One of the most common questions asked to a seafarer is what brought us to take up a life at sea. For a good number of people, it is the prospect of earning a large amount of money in a short period. But for some of us, while money also plays a factor, there has been a lure of the sea that has been acting within us.
From a very young age, 2nd grade to be precise, I was exposed to various genres of literature. Literature is broadly classified into 4 genres: Poetry, Fiction, Non-fiction and Drama. While drama, predictably, was something that didn’t interest me much at that age, I had many fiction books like Treasure Island, Moby Dick, The Old Man and the Sea and Master and Commander. Treasure Island would have to be my all-time favourite book regaling me with the adventures of Jim Hawkins whose life takes a turn from serving in his parents’ inn The Admiral Benbow when a sea captain, Billy Bones, dies after being presented with a black spot (an official pirate verdict of guilt) by Pew, a blind beggar/pirate. The story of Jim and his mother escaping from the inn with a treasure map and later, the sailing expedition with the one-legged mate, Long John Silver held me captivated every time I read that book.

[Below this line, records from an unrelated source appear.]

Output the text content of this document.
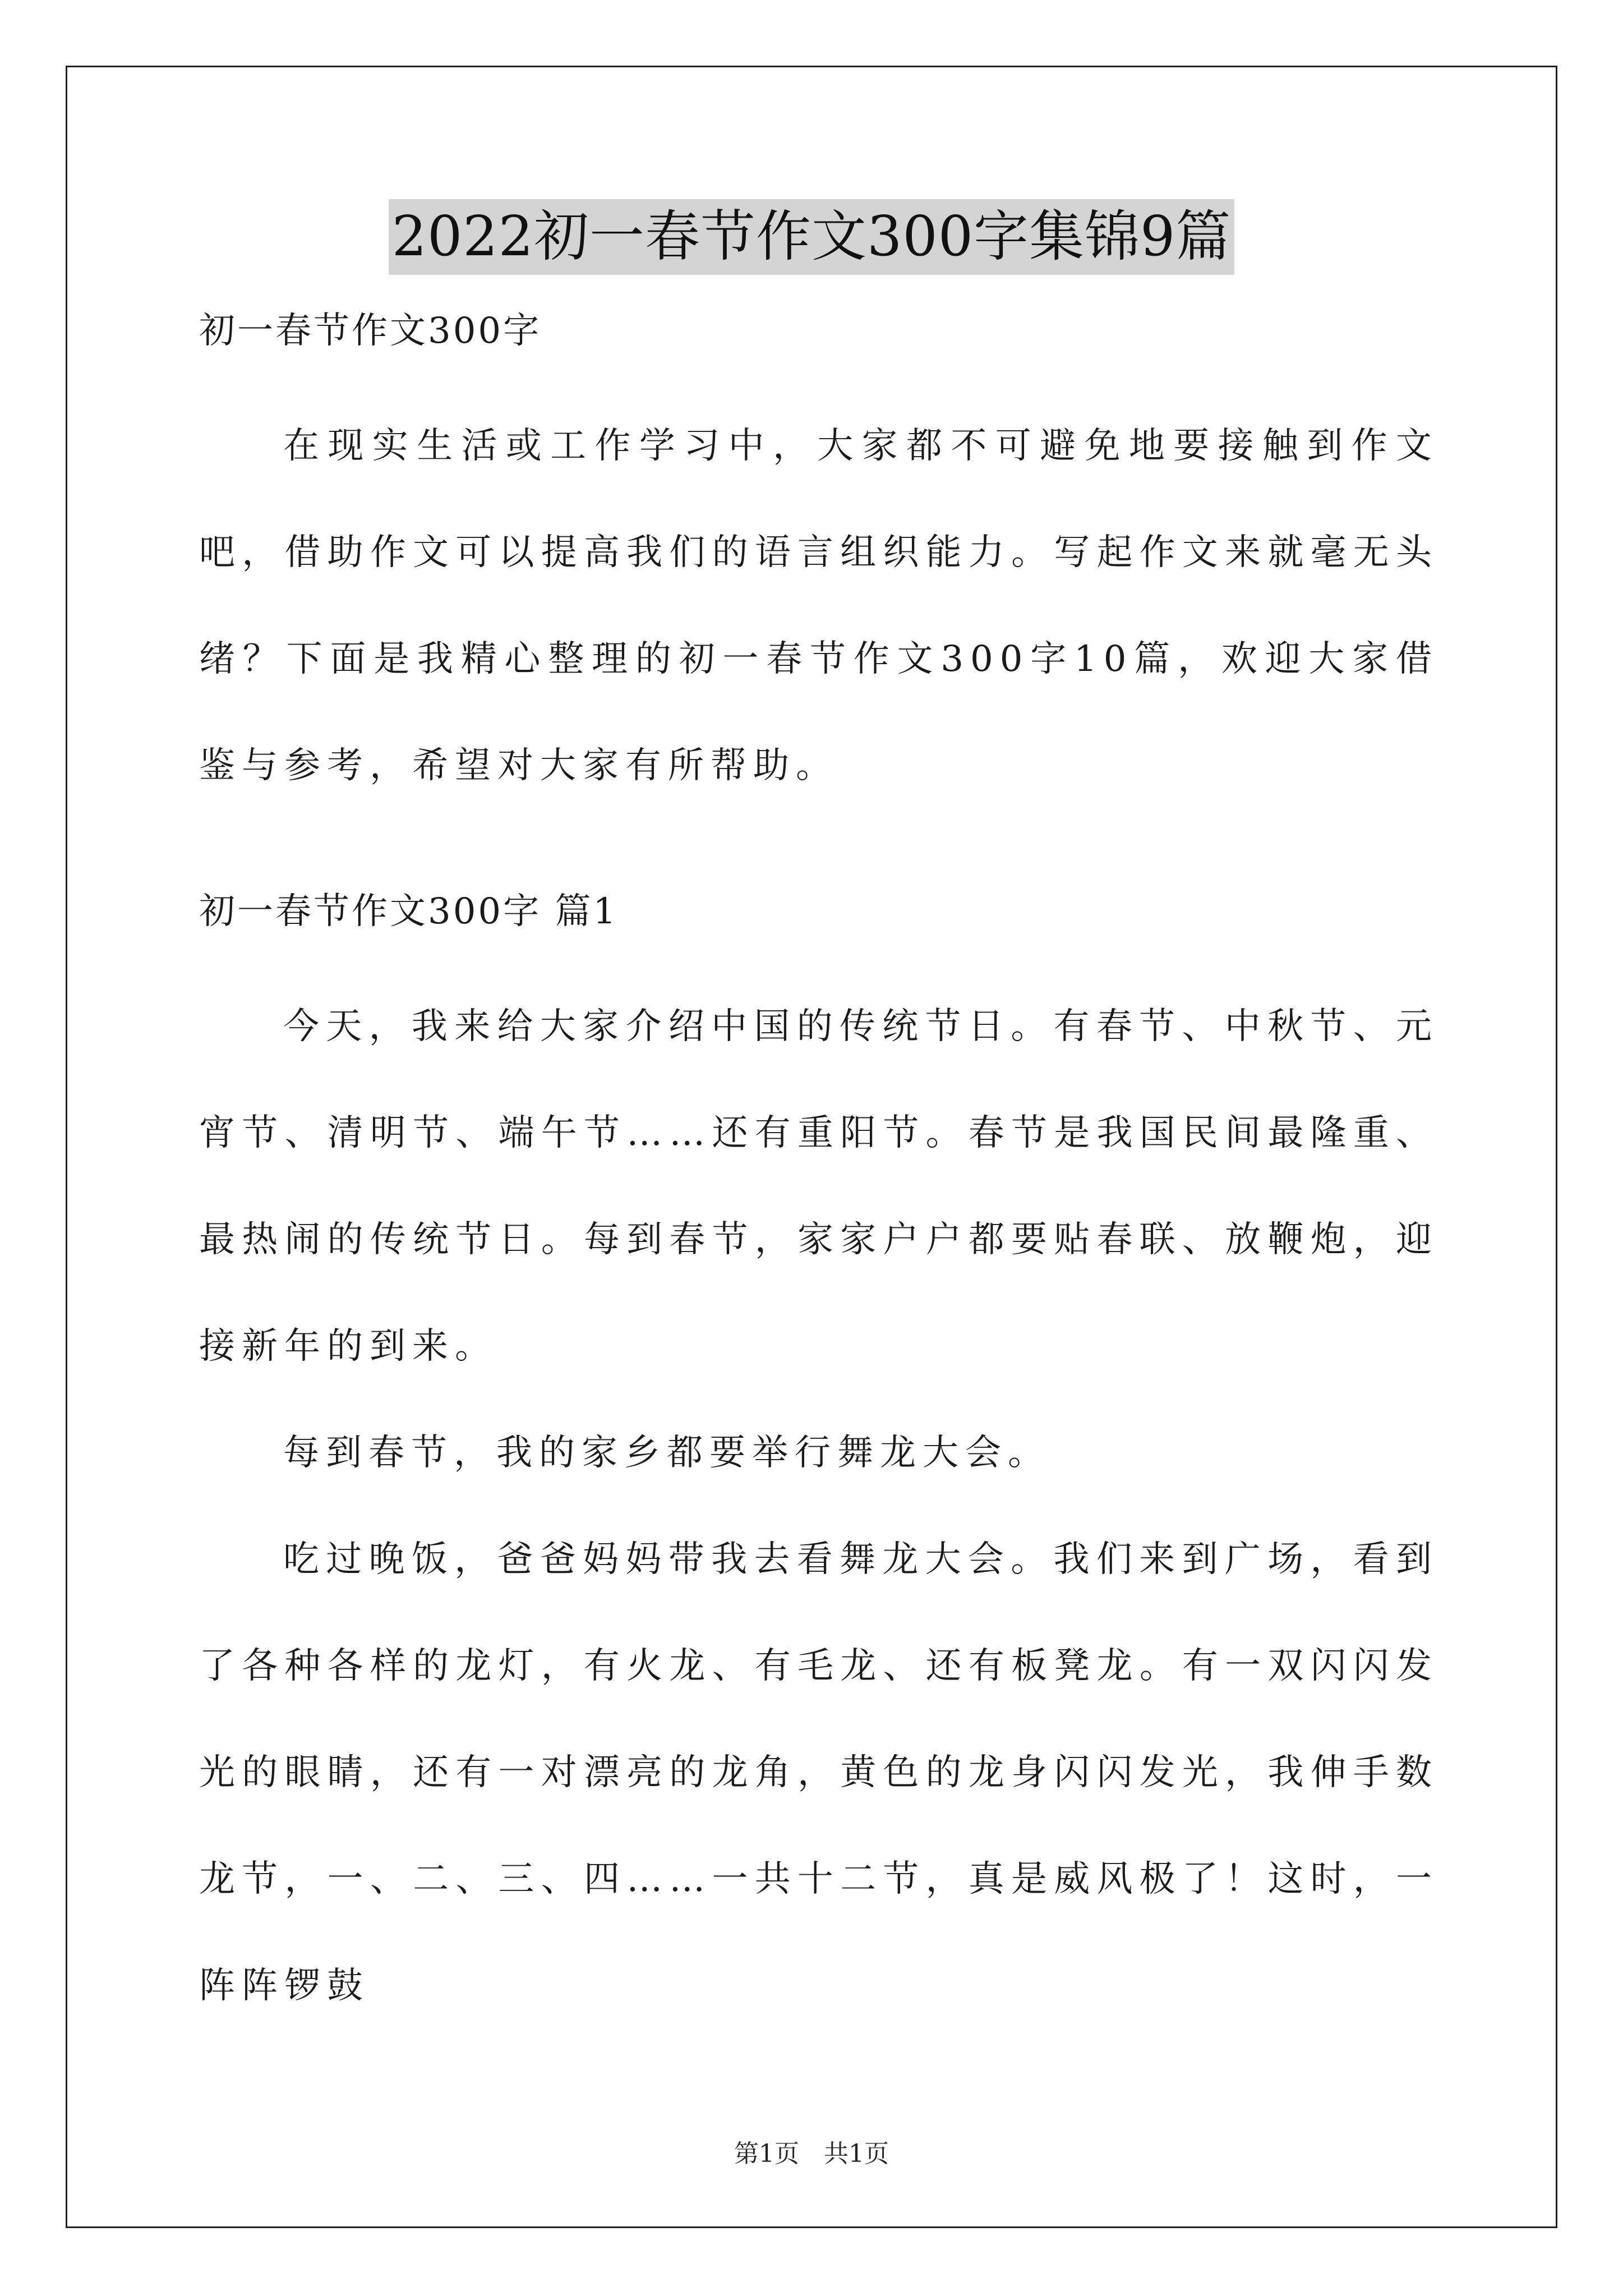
2022初一春节作文300字集锦9篇

初一春节作文300字

在现实生活或工作学习中，大家都不可避免地要接触到作文吧，借助作文可以提高我们的语言组织能力。写起作文来就毫无头绪？下面是我精心整理的初一春节作文300字10篇，欢迎大家借鉴与参考，希望对大家有所帮助。

初一春节作文300字 篇1

今天，我来给大家介绍中国的传统节日。有春节、中秋节、元宵节、清明节、端午节……还有重阳节。春节是我国民间最隆重、最热闹的传统节日。每到春节，家家户户都要贴春联、放鞭炮，迎接新年的到来。

每到春节，我的家乡都要举行舞龙大会。

吃过晚饭，爸爸妈妈带我去看舞龙大会。我们来到广场，看到了各种各样的龙灯，有火龙、有毛龙、还有板凳龙。有一双闪闪发光的眼睛，还有一对漂亮的龙角，黄色的龙身闪闪发光，我伸手数龙节，一、二、三、四……一共十二节，真是威风极了！这时，一阵阵锣鼓

第1页　共1页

My collection of non-fiction books was limited to Mutiny onboard H.M.S. Bounty and later, The Perfect Storm. The Rime of the Ancient Mariner was a classic in the poetry genre that I had the opportunity to read but not clearly understand at that time. Adventures of Tom Sawyer and Huckleberry Finn served to inspire the imagination about their erstwhile experiences while sailing on a raft down the river. A lot of storybooks from the erstwhile Soviet Union used to be available in Goa in the 1980’s and exposure to their folktales only served to enrich the imagination of life at sea.
Was it a deciding factor in my decision to take up a life at sea? No. But I like to believe it influenced my decision through an enriched imaginative childhood dreaming about life at sea.